Foreigners are lobbying China to drop ownership caps for overseas firms in its
financial industry, including brokerages.
Set up with China Construction Bank Corp. in 1995, top domestic investment bank
China International Capital Corp. (CICC) is dominant in helping Chinese firms
get access to markets.
Morgan Stanley's minority stake in CICC gives it access to a swathe of potential
Chinese client companies, and allows the U.S. bank to help those firms access
international capital markets.
A controlling stake in a Chinese broker would allow Morgan Stanley to also
underwrite potential fundraisings in mainland China for local firms.
A second senior industry executive said Morgan Stanley had been conducting due
diligence for the potential AJ deal since last week, and had not submitted a
formal bid yet.
"Talks with Morgan Stanley are in the preliminary stages. The final result will
mostly depend on their due diligence and regulatory approval," said the first
executive.
A Morgan Stanley spokesman in Hong Kong declined to comment.
AJ Securities, a unit of Shanghai-backed industrial conglomerate AJ Corp. , is
considered by market players to be one of the most beleaguered securities firms
in China and carries a heavy debt burden.
It operates 16 branches in China, mostly in the financial hub Shanghai, and its
registered capital stood at 650 million yuan ($80.8 million), according to its
Web site (www.ajzq.com).
Industry clean-up
Beijing is trying to clean up China's loss-making brokerage industry, crowded
with more than 100 securities houses, with the aid of foreign capital and
expertise as it pursues efforts to foster viable capital markets.
And several top global investment banks are vying to invest.
Late last year, Switzerland's UBS A.G. became the first foreign firm to announce
plans to win de facto management control of a Chinese brokerage by investing 1.7
billion yuan for 20 percent of Beijing Securities.
HSBC Holdings Plc. , Credit Suisse and Citigroup Inc. are also exploring
investments in Chinese securities houses, sources have said.
State media reported late last year that Morgan Stanley had tried,
unsuccessfully, to buy into China's Shanxi Securities. At the time, Morgan
Stanley Asia chief Alasdair Morrison said the company was on the hunt for
potential opportunities in China.
The two industry sources said that Morgan Stanley's efforts with AJ would be
similar to the UBS deal with Beijing Securities.

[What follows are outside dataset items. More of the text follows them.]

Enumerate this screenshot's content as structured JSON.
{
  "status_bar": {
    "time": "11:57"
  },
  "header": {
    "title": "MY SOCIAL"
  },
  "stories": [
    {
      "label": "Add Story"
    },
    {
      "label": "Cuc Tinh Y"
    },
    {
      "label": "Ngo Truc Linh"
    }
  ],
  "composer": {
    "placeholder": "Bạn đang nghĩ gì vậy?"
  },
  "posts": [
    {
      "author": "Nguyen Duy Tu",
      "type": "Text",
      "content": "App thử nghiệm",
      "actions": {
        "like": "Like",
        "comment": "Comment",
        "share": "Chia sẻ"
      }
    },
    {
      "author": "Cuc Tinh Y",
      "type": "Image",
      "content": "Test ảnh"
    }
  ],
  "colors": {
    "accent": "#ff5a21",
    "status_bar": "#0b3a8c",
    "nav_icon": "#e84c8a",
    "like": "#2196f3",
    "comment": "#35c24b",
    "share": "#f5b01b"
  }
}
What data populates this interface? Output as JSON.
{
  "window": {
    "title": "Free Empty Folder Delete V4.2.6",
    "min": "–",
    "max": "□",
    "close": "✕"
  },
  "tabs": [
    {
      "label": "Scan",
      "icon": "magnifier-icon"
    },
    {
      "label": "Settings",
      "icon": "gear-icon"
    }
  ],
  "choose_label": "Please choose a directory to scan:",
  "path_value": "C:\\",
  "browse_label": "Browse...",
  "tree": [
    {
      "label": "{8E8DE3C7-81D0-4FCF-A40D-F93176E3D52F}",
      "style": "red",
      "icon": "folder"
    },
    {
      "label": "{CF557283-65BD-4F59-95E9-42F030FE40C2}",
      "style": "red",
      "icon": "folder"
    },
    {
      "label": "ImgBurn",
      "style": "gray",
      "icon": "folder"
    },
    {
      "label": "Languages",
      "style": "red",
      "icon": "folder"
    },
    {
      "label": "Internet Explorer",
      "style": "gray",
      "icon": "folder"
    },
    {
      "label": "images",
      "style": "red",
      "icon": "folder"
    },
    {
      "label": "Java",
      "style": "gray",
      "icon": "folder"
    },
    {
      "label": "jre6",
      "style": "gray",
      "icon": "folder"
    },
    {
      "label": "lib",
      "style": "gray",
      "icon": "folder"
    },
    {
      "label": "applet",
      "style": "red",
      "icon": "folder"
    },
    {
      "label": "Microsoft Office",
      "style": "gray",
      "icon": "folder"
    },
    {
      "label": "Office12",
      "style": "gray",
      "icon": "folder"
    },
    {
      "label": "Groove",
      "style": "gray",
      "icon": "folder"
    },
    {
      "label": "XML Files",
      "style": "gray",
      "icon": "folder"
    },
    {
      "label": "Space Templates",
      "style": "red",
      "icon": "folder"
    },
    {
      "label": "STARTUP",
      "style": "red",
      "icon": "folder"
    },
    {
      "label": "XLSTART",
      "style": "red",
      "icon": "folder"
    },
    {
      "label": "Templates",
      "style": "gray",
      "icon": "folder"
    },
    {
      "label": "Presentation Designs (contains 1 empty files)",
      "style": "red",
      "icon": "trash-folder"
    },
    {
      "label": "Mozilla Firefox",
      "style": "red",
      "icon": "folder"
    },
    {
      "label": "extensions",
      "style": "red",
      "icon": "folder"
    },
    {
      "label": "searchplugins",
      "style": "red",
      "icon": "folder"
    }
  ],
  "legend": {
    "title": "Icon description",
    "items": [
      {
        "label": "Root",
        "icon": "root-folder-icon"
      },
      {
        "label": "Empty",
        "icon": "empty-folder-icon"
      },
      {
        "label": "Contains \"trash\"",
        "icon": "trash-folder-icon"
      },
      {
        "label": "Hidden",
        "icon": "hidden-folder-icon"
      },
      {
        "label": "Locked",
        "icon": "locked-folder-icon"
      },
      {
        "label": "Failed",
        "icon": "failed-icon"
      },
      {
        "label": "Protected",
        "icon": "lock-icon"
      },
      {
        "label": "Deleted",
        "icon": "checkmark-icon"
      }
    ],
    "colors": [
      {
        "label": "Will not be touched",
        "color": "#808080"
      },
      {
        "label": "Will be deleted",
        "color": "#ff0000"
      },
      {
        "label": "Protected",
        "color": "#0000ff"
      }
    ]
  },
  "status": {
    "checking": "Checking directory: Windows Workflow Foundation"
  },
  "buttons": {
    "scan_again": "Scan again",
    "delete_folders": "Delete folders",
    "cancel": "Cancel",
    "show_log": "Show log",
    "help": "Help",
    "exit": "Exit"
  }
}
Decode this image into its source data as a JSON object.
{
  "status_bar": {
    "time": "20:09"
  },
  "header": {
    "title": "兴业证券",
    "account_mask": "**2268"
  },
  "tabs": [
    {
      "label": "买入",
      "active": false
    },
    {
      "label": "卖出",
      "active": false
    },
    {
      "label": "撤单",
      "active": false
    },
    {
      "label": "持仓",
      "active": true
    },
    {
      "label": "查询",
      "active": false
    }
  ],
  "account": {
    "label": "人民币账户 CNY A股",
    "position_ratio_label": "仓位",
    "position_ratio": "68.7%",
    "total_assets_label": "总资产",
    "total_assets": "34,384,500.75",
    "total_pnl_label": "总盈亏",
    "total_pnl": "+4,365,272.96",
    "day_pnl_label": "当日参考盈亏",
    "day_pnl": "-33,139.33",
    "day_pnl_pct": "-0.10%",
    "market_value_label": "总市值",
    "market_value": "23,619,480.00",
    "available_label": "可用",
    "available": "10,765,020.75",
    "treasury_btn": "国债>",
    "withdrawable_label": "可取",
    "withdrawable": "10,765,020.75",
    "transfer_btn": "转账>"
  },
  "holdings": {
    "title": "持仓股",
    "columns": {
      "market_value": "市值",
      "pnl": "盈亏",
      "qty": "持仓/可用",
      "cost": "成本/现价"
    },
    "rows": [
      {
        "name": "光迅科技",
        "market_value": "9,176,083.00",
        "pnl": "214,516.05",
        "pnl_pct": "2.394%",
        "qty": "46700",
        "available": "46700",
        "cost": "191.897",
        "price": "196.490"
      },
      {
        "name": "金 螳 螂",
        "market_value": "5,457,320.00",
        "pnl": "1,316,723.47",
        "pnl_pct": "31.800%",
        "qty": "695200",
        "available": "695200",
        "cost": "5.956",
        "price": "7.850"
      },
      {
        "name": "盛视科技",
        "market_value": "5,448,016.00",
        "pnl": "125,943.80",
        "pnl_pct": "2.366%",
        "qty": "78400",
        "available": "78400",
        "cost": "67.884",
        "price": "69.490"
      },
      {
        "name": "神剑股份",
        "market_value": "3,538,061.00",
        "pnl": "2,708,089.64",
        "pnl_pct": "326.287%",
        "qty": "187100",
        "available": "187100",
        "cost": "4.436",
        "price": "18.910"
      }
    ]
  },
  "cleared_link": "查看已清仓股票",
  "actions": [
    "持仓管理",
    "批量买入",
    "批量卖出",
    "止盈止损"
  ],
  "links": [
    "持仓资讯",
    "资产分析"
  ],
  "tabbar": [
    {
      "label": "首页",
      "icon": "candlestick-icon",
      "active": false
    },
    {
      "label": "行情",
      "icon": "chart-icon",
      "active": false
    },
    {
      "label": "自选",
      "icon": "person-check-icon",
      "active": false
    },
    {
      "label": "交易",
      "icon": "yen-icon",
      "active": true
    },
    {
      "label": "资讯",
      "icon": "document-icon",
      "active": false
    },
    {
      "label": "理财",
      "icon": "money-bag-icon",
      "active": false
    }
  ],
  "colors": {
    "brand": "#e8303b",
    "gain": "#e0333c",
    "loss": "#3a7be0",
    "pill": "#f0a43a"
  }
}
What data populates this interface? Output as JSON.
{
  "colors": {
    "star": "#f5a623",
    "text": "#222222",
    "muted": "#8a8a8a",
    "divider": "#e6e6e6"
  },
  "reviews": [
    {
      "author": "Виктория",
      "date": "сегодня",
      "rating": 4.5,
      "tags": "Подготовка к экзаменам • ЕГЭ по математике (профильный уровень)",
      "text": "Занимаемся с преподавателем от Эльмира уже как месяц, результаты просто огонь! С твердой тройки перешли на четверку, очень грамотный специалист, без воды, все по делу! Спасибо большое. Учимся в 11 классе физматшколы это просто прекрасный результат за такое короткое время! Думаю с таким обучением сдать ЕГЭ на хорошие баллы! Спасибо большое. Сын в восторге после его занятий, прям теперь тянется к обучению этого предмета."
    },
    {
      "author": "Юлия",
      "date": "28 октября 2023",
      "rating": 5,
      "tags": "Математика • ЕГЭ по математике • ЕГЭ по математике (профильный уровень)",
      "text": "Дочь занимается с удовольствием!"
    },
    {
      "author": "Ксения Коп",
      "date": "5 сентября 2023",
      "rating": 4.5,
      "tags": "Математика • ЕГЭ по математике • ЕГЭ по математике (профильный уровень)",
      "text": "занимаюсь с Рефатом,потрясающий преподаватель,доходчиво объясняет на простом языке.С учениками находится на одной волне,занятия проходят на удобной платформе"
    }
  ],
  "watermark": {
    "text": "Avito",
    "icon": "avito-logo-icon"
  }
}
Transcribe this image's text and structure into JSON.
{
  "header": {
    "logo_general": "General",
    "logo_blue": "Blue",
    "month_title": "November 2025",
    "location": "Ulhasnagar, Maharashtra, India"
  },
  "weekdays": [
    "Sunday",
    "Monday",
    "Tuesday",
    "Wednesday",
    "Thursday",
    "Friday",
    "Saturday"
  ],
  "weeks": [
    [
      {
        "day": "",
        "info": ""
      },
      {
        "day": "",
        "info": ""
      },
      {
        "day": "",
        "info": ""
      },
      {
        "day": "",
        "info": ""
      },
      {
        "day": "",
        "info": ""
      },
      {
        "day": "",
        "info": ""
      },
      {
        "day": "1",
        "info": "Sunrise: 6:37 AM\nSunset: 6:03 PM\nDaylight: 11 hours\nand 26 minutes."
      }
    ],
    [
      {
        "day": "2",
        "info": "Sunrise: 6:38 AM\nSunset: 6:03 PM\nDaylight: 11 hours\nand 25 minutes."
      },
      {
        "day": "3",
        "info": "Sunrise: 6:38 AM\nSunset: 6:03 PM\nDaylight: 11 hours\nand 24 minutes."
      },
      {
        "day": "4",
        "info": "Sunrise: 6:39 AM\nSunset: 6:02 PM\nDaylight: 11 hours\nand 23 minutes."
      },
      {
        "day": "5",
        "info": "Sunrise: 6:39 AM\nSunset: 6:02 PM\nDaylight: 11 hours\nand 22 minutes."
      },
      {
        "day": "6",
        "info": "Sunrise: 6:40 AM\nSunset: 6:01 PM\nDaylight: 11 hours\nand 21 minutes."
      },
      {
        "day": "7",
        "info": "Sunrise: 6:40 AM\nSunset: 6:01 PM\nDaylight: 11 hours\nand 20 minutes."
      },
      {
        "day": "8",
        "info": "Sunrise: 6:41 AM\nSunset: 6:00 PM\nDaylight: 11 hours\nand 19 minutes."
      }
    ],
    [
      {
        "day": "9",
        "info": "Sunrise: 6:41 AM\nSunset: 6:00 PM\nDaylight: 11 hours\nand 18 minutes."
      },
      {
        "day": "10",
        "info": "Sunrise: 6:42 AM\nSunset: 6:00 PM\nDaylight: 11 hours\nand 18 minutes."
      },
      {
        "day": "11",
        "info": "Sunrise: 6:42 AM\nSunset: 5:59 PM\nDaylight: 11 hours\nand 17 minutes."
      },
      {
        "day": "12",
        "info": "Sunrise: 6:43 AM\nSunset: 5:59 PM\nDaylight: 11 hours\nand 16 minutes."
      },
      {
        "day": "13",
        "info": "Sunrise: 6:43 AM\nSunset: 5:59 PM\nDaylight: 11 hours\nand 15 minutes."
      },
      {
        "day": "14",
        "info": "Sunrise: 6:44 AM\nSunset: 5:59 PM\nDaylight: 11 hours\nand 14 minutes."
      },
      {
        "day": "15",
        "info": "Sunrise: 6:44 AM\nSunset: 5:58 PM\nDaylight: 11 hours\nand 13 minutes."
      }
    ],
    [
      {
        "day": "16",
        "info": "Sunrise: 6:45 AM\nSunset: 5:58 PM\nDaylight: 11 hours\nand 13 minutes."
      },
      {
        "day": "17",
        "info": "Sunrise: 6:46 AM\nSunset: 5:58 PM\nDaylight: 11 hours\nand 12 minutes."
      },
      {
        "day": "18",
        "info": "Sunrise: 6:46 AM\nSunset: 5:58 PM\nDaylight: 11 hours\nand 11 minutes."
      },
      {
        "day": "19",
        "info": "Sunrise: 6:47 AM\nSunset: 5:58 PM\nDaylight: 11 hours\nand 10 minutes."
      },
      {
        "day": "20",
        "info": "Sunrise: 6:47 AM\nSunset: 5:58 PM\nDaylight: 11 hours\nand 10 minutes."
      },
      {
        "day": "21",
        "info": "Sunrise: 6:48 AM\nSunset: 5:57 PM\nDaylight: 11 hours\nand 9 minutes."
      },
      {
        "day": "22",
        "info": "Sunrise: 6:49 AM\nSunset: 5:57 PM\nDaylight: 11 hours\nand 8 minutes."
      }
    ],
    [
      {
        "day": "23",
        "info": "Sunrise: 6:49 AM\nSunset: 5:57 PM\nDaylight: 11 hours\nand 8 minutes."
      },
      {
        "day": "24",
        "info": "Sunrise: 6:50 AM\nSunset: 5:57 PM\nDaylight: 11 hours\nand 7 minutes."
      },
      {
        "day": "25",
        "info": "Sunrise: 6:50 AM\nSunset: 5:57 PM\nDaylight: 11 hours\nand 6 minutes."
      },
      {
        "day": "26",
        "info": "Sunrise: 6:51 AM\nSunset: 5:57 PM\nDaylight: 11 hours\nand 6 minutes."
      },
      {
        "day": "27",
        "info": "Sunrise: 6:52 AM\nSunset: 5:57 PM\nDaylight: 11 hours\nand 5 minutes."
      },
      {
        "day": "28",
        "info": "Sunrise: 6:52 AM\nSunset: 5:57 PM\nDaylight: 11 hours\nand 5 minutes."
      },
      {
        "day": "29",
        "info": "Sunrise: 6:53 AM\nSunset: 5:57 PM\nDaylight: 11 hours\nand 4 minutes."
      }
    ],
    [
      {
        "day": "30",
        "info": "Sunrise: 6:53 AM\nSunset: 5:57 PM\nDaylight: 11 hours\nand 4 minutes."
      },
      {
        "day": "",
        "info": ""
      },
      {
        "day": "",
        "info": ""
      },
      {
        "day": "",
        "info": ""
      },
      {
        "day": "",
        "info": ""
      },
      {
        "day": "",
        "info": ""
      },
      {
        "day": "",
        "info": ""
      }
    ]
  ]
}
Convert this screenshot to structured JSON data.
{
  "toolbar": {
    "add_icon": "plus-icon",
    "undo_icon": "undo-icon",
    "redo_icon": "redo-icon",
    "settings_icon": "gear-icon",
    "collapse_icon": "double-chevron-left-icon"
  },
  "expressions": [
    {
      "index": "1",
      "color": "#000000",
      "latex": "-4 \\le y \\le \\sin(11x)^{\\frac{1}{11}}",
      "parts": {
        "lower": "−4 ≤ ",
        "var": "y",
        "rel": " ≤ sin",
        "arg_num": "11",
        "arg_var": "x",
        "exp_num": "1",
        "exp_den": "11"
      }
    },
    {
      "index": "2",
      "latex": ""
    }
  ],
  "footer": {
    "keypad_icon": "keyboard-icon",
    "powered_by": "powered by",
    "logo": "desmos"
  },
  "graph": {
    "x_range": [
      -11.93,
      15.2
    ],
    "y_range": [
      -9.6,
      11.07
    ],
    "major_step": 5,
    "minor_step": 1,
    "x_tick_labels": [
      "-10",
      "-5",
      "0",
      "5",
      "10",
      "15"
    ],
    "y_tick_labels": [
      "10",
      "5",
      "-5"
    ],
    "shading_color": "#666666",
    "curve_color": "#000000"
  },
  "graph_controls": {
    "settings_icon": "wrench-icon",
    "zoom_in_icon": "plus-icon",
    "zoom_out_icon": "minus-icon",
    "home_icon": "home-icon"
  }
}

"Morgan Stanley is also seeking management control of troubled AJ, trying to
revamp the Chinese firm as a completely new broker venture," said the second
source.
It was unclear if a Morgan Stanley bid for AJ Securities would be cleared by
regulators, which state media said in December had suspended all new foreign
investment in brokerages after receiving a flurry of criticism from local
players who were worried that such stakes were being sold too cheaply.
AJ Securities' parent, the property-to-textiles giant AJ Corp., has had its
share of troubles. Its ex-chairman Liu Shunxin was arrested and sentenced to
five years in jail in June 2005 after he illegally siphoned off 500 million yuan
of deposits.
AJ Securities was then forced to recover the losses.
"Now AJ really needs a strong outside investor to recover its image and
business," the Shanghai-based second brokerage source said.